Madame Doucet, vous me demandez comment j'envisage l'indépendance du Haut Conseil. Je dirai que cette indépendance est d'abord garantie par la loi et qu'elle doit ensuite s'acquérir par la pratique. En ce sens, il me semble indispensable que le HCERES ait à sa tête non pas un président despote mais un président qui travaille avec une équipe. Cette équipe est constituée par le conseil, qui rassemble des représentants de l'ensemble des secteurs concernés par l'évaluation, qu'il s'agisse de représentants des évalués ou de représentants des évaluateurs – vous avez rappelé qu'y siégeaient trois membres d'instances d'évaluation étrangères. Mon souci sera de travailler au plus près avec le conseil : je préfère un conseil qui travaille à un conseil qui entérine. Mieux nous travaillerons ensemble, plus nous serons à même de garantir l'indépendance, reconnue de facto par les forces vives qui composent le conseil.

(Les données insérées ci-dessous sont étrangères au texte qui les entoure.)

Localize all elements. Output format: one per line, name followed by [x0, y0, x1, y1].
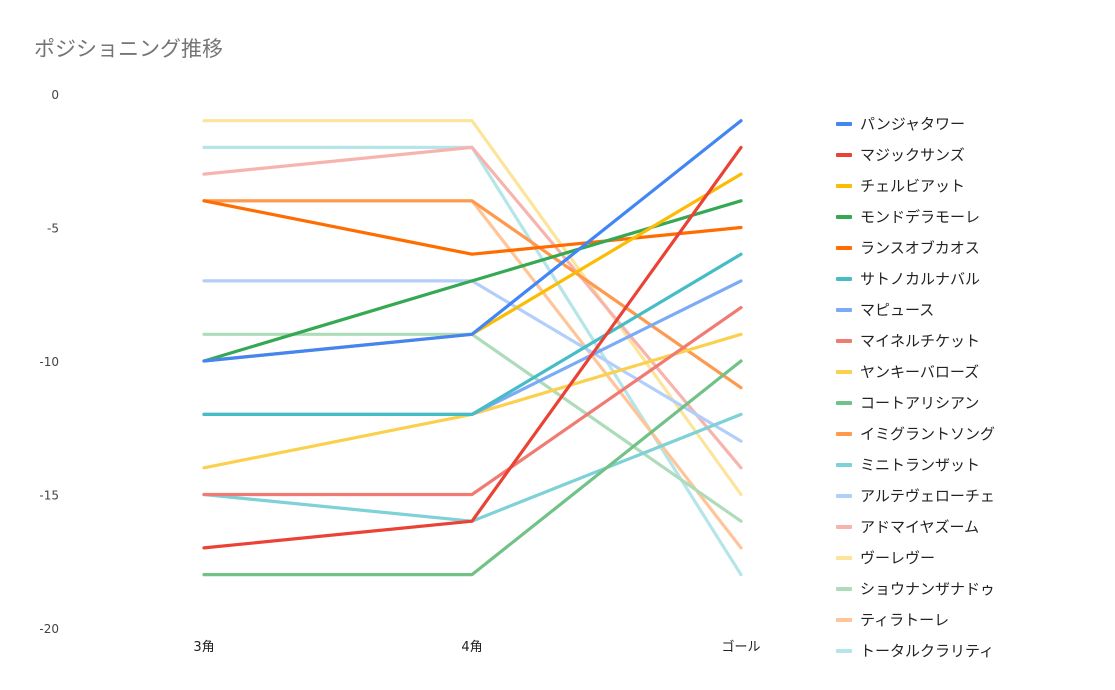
- chart-title: ポジショニング推移: [34, 37, 223, 61]
- legend-label: ヤンキーバローズ: [860, 363, 980, 381]
- legend-swatch: [836, 338, 852, 343]
- legend-label: マジックサンズ: [860, 146, 965, 164]
- legend-swatch: [836, 121, 852, 126]
- legend-label: ヴーレヴー: [860, 549, 936, 567]
- legend-label: ティラトーレ: [860, 611, 950, 629]
- series-line: [202, 252, 743, 416]
- legend-item: ティラトーレ: [836, 604, 995, 635]
- legend-label: サトノカルナバル: [860, 270, 981, 288]
- series-line: [202, 145, 743, 577]
- legend-swatch: [836, 245, 852, 250]
- legend-item: ミニトランザット: [836, 449, 995, 480]
- legend-item: マイネルチケット: [836, 325, 995, 356]
- y-tick-label: -15: [39, 489, 59, 503]
- legend-swatch: [836, 307, 852, 312]
- series-line: [202, 145, 743, 470]
- legend-item: アドマイヤズーム: [836, 511, 995, 542]
- legend-label: ショウナンザナドゥ: [860, 580, 996, 598]
- legend-swatch: [836, 431, 852, 436]
- legend-swatch: [836, 276, 852, 281]
- legend-item: パンジャタワー: [836, 108, 995, 139]
- legend-label: イミグラントソング: [860, 425, 996, 443]
- legend-swatch: [836, 462, 852, 467]
- series-line: [202, 306, 743, 497]
- series-line: [202, 199, 743, 256]
- series-line: [202, 412, 743, 523]
- legend-swatch: [836, 400, 852, 405]
- legend-swatch: [836, 183, 852, 188]
- legend-label: マイネルチケット: [860, 332, 981, 350]
- legend-swatch: [836, 524, 852, 529]
- legend-item: マジックサンズ: [836, 139, 995, 170]
- x-tick-label: 3角: [193, 640, 214, 655]
- legend-swatch: [836, 648, 852, 653]
- legend-item: チェルビアット: [836, 170, 995, 201]
- y-tick-label: -10: [39, 355, 59, 369]
- legend-swatch: [836, 152, 852, 157]
- legend-swatch: [836, 617, 852, 622]
- legend-label: ミニトランザット: [860, 456, 981, 474]
- legend-item: ヤンキーバローズ: [836, 356, 995, 387]
- legend-item: ショウナンザナドゥ: [836, 573, 995, 604]
- y-tick-label: 0: [51, 88, 59, 102]
- legend-item: ランスオブカオス: [836, 232, 995, 263]
- legend-item: アルテヴェローチェ: [836, 480, 995, 511]
- legend-label: パンジャタワー: [860, 115, 966, 133]
- legend-swatch: [836, 586, 852, 591]
- legend-label: アドマイヤズーム: [860, 518, 980, 536]
- legend-swatch: [836, 214, 852, 219]
- series-line: [202, 119, 743, 363]
- legend-item: モンドデラモーレ: [836, 201, 995, 232]
- x-tick-label: ゴール: [721, 639, 760, 655]
- legend-item: トータルクラリティ: [836, 635, 995, 666]
- series-line: [202, 145, 743, 550]
- y-tick-label: -5: [47, 222, 59, 236]
- legend-label: トータルクラリティ: [860, 642, 995, 660]
- legend-swatch: [836, 493, 852, 498]
- legend-item: ヴーレヴー: [836, 542, 995, 573]
- series-line: [202, 359, 743, 577]
- series-line: [202, 119, 743, 497]
- legend-label: ランスオブカオス: [860, 239, 980, 257]
- legend-label: モンドデラモーレ: [860, 208, 981, 226]
- x-tick-label: 4角: [461, 640, 482, 655]
- legend-item: イミグラントソング: [836, 418, 995, 449]
- legend-label: アルテヴェローチェ: [860, 487, 995, 505]
- series-line: [202, 279, 743, 443]
- legend-item: コートアリシアン: [836, 387, 995, 418]
- legend-label: チェルビアット: [860, 177, 966, 195]
- legend-label: マピュース: [860, 301, 935, 319]
- legend-swatch: [836, 555, 852, 560]
- legend-item: サトノカルナバル: [836, 263, 995, 294]
- y-tick-label: -20: [39, 622, 59, 636]
- legend-item: マピュース: [836, 294, 995, 325]
- legend-swatch: [836, 369, 852, 374]
- legend-label: コートアリシアン: [860, 394, 980, 412]
- legend: パンジャタワー マジックサンズ チェルビアット モンドデラモーレ ランスオブカオス サトノ…: [836, 108, 995, 666]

Comment intégrer les diverses pratiques pédagogiques ? J'ai précisé dans ma présentation liminaire qu'il était indispensable de mener des évaluations en lien avec les établissements, dans le cadre des politiques de site. C'est une dimension très importante. Le Haut Conseil ne doit pas se présenter avec des grilles d'évaluation figées identiques pour tous, au travers desquelles il faudrait faire passer les mêmes grains. Ce serait une approche extrêmement réductrice qui ne permettrait pas de faire évoluer le système dans une vision d'excellence. Et l'excellence n'a en effet pas de définition unique. L'excellence peut recouvrir les pratiques pédagogiques : prenons l'exemple d'un professeur qui, au sein de sa classe, amène tous ses élèves à un niveau très supérieur à celui qu'ils avaient au début de l'année. Elle peut aussi recouvrir les activités de recherche. Gardons-nous de vouloir définir des critères uniques.
Notre objectif est, dans un dialogue constant avec les établissements, d'établir des grilles d'évaluation. Certes, les évalués n'ont pas à décider selon quels critères ils seront évalués mais ils ont à déterminer, en fonction des objectifs scientifiques, techniques voire de vulgarisation qu'ils se sont fixés, les critères qui permettent une évaluation aussi précise et fiable que possible, à même de les faire avancer.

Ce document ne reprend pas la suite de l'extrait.